We saw the need to create multilayered, individual strategies for each political prisoner. That meant we had to be flexible as conditions changed, as environments changed, as situations changed. But we were not just sitting around hoping and waiting for our people to demand a release. The Rev. Lukata Mjumbe, a former MXGM member and leader in the Bring Sundiata Acoli Home Alliance, once asked Sundiata when the state was going to let him out. He replied to the effect of, “That’s up to you. The people will determine when I’m released, not the state.” We recognized each case had to be approached differently, and a strategy developed based on the unique dynamics of each case.

And it worked. People whom we were told would never see the light of day began coming home. In 2014 Sekou Odinga came home.
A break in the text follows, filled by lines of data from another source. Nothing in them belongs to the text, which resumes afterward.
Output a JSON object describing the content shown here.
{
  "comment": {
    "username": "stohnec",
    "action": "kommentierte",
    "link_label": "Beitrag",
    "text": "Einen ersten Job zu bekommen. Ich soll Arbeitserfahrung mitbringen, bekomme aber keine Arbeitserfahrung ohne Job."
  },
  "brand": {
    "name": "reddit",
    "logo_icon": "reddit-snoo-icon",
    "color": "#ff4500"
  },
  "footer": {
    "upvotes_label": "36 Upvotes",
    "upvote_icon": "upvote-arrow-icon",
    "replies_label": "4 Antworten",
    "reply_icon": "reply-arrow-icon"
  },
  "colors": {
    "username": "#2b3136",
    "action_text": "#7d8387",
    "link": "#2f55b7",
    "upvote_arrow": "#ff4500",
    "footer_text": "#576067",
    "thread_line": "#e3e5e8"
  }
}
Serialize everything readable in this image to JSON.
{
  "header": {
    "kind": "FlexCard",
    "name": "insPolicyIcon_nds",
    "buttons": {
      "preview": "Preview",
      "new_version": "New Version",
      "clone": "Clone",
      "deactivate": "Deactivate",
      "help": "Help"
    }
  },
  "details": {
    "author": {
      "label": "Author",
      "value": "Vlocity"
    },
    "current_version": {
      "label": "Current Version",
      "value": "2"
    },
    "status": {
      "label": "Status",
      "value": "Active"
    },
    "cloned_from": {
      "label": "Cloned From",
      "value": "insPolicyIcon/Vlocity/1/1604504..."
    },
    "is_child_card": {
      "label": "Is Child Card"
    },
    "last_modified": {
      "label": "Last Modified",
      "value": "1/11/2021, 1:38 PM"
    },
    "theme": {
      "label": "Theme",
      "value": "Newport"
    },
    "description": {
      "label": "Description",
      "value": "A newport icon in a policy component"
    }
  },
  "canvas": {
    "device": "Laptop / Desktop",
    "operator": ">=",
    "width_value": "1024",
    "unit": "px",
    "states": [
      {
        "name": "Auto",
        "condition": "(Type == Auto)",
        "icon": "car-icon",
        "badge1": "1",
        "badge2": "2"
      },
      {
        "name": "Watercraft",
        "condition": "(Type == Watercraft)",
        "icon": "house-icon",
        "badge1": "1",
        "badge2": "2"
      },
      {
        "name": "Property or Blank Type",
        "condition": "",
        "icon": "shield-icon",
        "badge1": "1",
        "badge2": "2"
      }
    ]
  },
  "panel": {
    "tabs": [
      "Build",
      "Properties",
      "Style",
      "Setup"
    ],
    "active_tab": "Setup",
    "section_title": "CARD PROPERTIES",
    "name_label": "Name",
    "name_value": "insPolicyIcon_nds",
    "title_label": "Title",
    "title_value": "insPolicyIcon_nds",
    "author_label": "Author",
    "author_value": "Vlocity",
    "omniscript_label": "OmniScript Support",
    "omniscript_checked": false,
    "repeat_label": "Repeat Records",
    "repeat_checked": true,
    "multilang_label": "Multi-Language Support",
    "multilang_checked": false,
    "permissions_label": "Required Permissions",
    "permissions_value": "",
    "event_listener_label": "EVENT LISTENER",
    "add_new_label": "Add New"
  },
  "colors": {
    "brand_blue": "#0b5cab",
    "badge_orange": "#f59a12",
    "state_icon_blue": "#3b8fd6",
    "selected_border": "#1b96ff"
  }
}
So did Marshall “Eddie” Conway. Since then, we have celebrated the releases of many more. Well, partial celebrations: Parole is another form of torture. And in 2016, Abdul Majid died behind bars. There are still six more political prisoners MXGM is working to liberate. If we don’t succeed, they will die in prison, as too many of our comrades already have, and much of our history and our movements will suffer. We owe them. And that is why we work to free them.

The state’s response to our freedom movements has not changed much; it has always and will always criminalize freedom movements. Why? Because that is how the state tries to delegitimize radical, anti-capitalist movements. But the combination of a commitment to elders and ancestors, the knowledge that we can win, and new tools and strategies for organizing made possible a new wave of victories. Our efforts to free them are a continuation of the larger trajectory of our Black liberation struggle. We are just playing our role in what our ancestors have done for generations.

Those Who Remain Behind Bars

Mumia Abu-Jamal
Kamau Sadiki
Jamil Al-Amin
Veronza Bowers Jr.
Ed Poindexter
Ruchell “Cinque” Magee

Those Who Have Been Released Since 2013

Mutulu Shakur
Sundiata Acoli
David Gilbert
Russell Maroon Shoatz
Jalil Muntaqim
Delbert Africa
Chuck Sims Africa
Janet Africa
Eddie Africa
Janine Africa
Herman Bell
Robert Seth Hayes
Mike Africa
Debbie Africa
Sekou Odinga
Marshall “Eddie” Conway
Herman Wallace
Albert Woodfox

Monifa Akinwole-Bandele is a member of the Malcolm X Grassroots Movement and the Movement for Black Lives.

Lumumba Akinwole-Bandele is a member of the Malcolm X Grassroots Movement.